SCENOGRAFIA Giovanni De Francesco

SUONO E LUCI Giuseppe Marzoli, Alessandro Di Donna

COSTUMI Patrizia Moschella, Giuseppe Isgrò

VIDEO Francesca Cianniello

LUCI Giuseppe Isgrò, Giuseppe Marzoli

ORGANIZZAZIONE E CONSULENZA DRAMMATURGICA  Ondina Granato

ASSISTENZA ALLA REGIA Karin Freschi

ASSISTENZA AI COSTUMI E TRUCCO Olga Durdevic

 

La performance isterica ha per scena e come superficie di iscrizione il corpo sul quale il soggetto disloca un trauma originario esperito come incongruenza o mancanza. La performance isterica amplifica visibilmente quella mancanza costitutiva attraverso l'oscillazione, la mutevolezza, l'esagerazione dei segni. Il teatro travestito di Copi è una configurazione visibile di tale soggettività; essa si rappresenta istericamente perché assume l'isteria come strategia di auto-rappresentazione che [...] converte in godimento il centro assente della soggettività, altrimenti inacessibile alla rappresentazione.
[...] qui non si tratta di identificare chi sia il soggetto isterico, e curarlo. Si tratta invece di investire con la forza dell'isteria il discorso culturale egemonico di costruzione dei soggetti normativi.
 
Da Il soggetto "fuori di sé". Ovvero il godimento di essere isteriche.
Di Marco Pustianaz, in Il teatro inopportuno di Copi, a cura di Stefano Casi.
Titivillus, 2008
 

La nostra interpretazione de Le quattro gemelle ne esalta la componente fumettistica e irreale. I personaggi, privi di un’identità univocamente definita, si rispecchiano fra loro in una sorta di danza postmoderna in cui morte, droga, piaceri, paure, denaro e violenza si fondono autoalimentando un ingranaggio che segue i serrati tempi comici del testo, che relativizza ogni frammento di realtà, ribaltata e confutata a ciascuna mossa.
La violenza raggiunge un livello di astrazione simbolica. Le azioni dei personaggi appaiono guidate più dal delirio di un’anarchia espressiva che da prevedibili motivazioni psicologiche.
L’ambientazione è claustrofobica e decadente, dal gusto marcatamente camp (e utilizza elementi appartenenti all’immaginario pornografico), gli arredi  e le persone si sgretolano in frammenti dorati. Le scene oppongono un’estetica “punk-elisabettiana” a sonorità liriche da opera buffa (musiche: dalle composizioni da camera ad alcuni brani tratti dalle opere di Gioacchino Rossini).

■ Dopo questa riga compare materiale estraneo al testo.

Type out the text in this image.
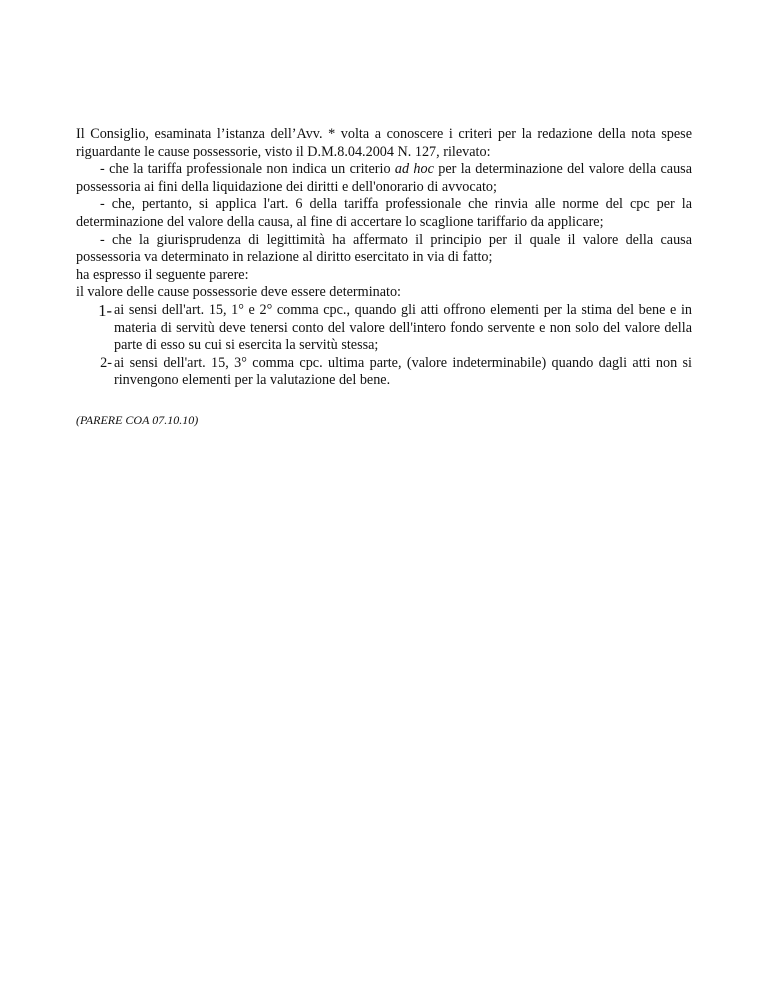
Il Consiglio, esaminata l’istanza dell’Avv. * volta a conoscere i criteri per la redazione della nota spese riguardante le cause possessorie, visto il D.M.8.04.2004 N. 127, rilevato:

- che la tariffa professionale non indica un criterio ad hoc per la determinazione del valore della causa possessoria ai fini della liquidazione dei diritti e dell'onorario di avvocato;

- che, pertanto, si applica l'art. 6 della tariffa professionale che rinvia alle norme del cpc per la determinazione del valore della causa, al fine di accertare lo scaglione tariffario da applicare;

- che la giurisprudenza di legittimità ha affermato il principio per il quale il valore della causa possessoria va determinato in relazione al diritto esercitato in via di fatto;

ha espresso il seguente parere:

il valore delle cause possessorie deve essere determinato:

1- ai sensi dell'art. 15, 1° e 2° comma cpc., quando gli atti offrono elementi per la stima del bene e in materia di servitù deve tenersi conto del valore dell'intero fondo servente e non solo del valore della parte di esso su cui si esercita la servitù stessa;
2- ai sensi dell'art. 15, 3° comma cpc. ultima parte, (valore indeterminabile) quando dagli atti non si rinvengono elementi per la valutazione del bene.

(PARERE COA 07.10.10)
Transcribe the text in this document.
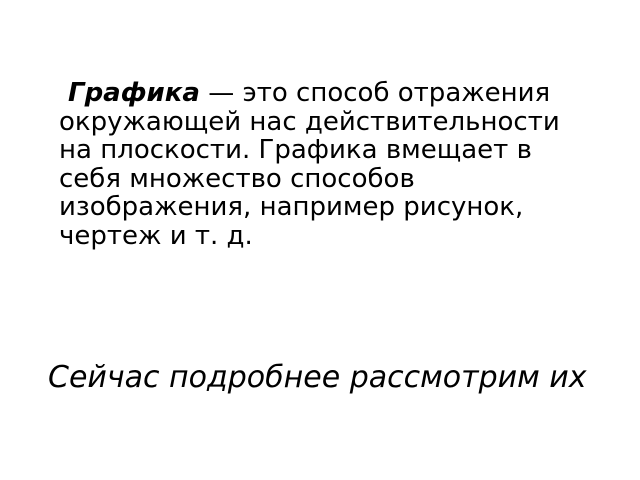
Графика — это способ отражения
окружающей нас действительности
на плоскости. Графика вмещает в
себя множество способов
изображения, например рисунок,
чертеж и т. д.
Сейчас подробнее рассмотрим их
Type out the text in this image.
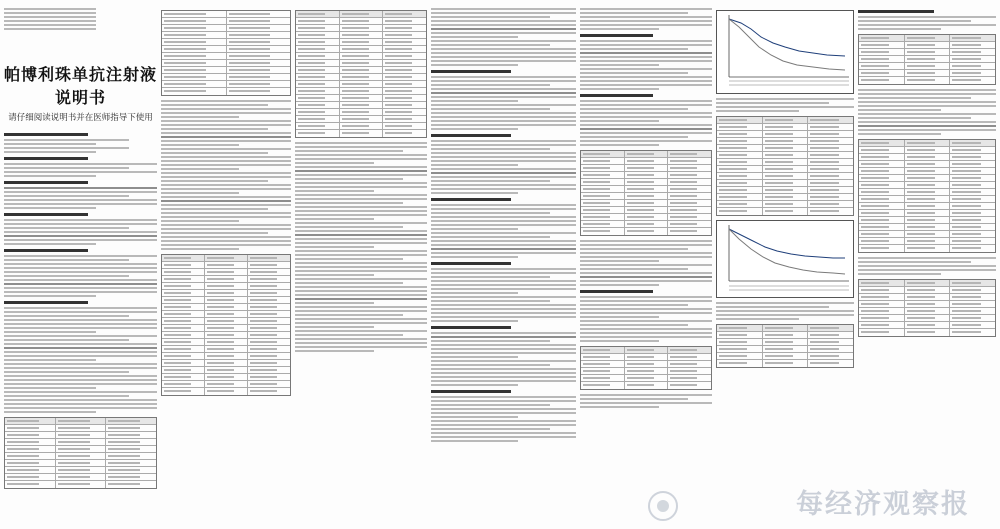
帕博利珠单抗注射液说明书
请仔细阅读说明书并在医师指导下使用
每经济观察报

Stiamo lavorando sull’esplorazione della poetica dell’autore, mirando a tradurla in un linguaggio che divenga profondamente nostro, nella spinta appassionata alla sperimentazione e all’azzardo, descrivendo con ironia la condizione di alienazione e assurdità propria della cultura occidentale post-ideologica.